Demand for foreign exchange is high. Importers need dollars to pay for goods. Multinational companies are also expected to send profits overseas. These factors are increasing pressure on the cedi. The Bank of Ghana (BoG) injected US$1.1 billion into the forex market in May 2026. This intervention aimed to stabilize the currency. However, the cedi's decline persists.
The cedi has been under pressure for some time. In the interbank market, the dollar cost rose to GHS 11.85. This is up from GHS 11.63. The pound and euro also strengthened against the cedi. Prices for these currencies increased to GHS 15.85 and GHS 13.66 respectively. During May 2026, the cedi depreciated by an average of 4.18% month-on-month. This is a faster rate than the 3.23% seen in April 2026. These figures show a clear trend of depreciation.
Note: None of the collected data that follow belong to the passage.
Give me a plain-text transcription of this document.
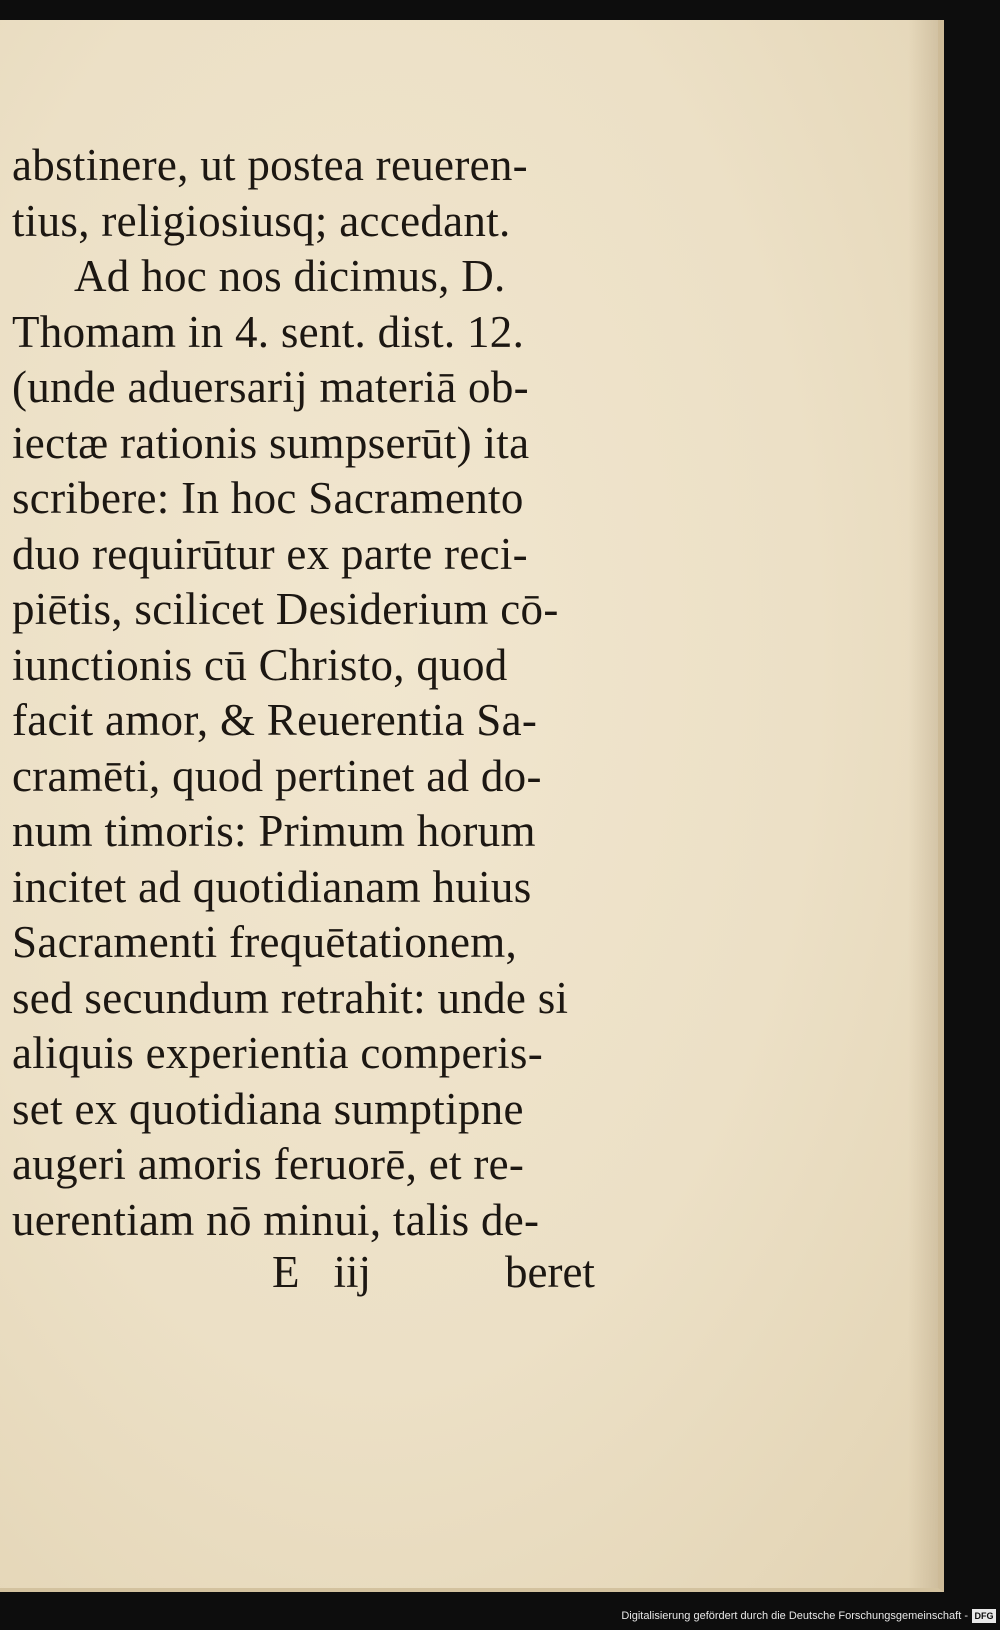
abstinere, ut postea reueren-
tius, religiosiusq; accedant.
Ad hoc nos dicimus, D.
Thomam in 4. sent. dist. 12.
(unde aduersarij materiā ob-
iectæ rationis sumpserūt) ita
scribere: In hoc Sacramento
duo requirūtur ex parte reci-
piētis, scilicet Desiderium cō-
iunctionis cū Christo, quod
facit amor, & Reuerentia Sa-
cramēti, quod pertinet ad do-
num timoris: Primum horum
incitet ad quotidianam huius
Sacramenti frequētationem,
sed secundum retrahit: unde si
aliquis experientia comperis-
set ex quotidiana sumptipne
augeri amoris feruorē, et re-
uerentiam nō minui, talis de-
E iij	beret
Digitalisierung gefördert durch die Deutsche Forschungsgemeinschaft - DFG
Databank Research explained the situation. They noted strong demand and moderate forex supply. Higher import costs, especially for refined crude oil, are a major driver. Central banks are selling non-dollar assets to meet these costs. This increases the demand for dollars globally. Databank Research expects speculation to remain somewhat controlled. The BoG has promised US$1.2 billion in forex support for June 2026. However, they anticipate the USD/GHS rate to move above GHS 11.85 in the interbank market. This is due to expected dividend and profit outflows from companies.
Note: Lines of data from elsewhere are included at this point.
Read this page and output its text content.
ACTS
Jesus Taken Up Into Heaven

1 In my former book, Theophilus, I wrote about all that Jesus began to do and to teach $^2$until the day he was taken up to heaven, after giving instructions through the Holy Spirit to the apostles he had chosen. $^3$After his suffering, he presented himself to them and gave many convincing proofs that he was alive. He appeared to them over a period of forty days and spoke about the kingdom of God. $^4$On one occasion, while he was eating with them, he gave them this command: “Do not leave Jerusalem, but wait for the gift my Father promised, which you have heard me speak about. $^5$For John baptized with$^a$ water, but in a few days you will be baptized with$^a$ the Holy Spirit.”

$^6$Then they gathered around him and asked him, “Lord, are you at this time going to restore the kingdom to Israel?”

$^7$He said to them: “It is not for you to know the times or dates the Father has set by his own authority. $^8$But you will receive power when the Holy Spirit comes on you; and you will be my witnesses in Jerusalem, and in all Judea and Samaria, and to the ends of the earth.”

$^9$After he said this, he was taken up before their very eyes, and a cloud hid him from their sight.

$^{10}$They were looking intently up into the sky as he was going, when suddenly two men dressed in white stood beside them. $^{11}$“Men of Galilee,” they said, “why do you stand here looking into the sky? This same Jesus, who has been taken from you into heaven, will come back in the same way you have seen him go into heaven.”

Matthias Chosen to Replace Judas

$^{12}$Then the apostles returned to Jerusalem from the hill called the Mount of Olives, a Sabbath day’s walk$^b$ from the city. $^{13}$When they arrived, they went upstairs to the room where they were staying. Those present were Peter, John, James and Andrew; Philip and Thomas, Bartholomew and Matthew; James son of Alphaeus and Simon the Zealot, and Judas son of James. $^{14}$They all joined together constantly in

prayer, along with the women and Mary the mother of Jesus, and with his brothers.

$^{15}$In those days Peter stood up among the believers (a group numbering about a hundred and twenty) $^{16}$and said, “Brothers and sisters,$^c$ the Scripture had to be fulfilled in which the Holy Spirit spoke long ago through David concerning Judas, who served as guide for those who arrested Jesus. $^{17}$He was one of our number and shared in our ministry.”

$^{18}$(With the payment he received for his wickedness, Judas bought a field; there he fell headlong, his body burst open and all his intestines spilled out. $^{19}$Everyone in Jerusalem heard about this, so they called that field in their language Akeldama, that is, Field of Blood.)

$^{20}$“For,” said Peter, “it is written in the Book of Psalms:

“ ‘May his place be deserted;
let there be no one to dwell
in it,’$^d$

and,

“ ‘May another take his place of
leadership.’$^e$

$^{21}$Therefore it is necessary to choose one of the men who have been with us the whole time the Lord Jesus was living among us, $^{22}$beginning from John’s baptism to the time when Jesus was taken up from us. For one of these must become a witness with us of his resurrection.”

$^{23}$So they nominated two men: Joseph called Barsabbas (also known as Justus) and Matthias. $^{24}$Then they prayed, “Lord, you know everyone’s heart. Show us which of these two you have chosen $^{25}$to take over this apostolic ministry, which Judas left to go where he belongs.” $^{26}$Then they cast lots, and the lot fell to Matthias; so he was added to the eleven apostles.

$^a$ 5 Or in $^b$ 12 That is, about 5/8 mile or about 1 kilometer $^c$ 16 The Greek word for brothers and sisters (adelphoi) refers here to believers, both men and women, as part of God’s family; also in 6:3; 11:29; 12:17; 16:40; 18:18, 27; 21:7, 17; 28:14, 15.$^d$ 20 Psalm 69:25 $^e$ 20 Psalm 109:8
The currency's weakening has significant economic implications. It makes imports more expensive for Ghanaian businesses and consumers. This can lead to higher inflation. For businesses that export, it might make their products cheaper abroad. However, the immediate concern is the rising cost of living due to imported goods. Investors will watch to see if the BoG's future interventions can provide lasting stability. The upcoming quarterly profit repatriation window will be a key test for the cedi. Decisions by policymakers will likely focus on managing import demand and boosting forex reserves.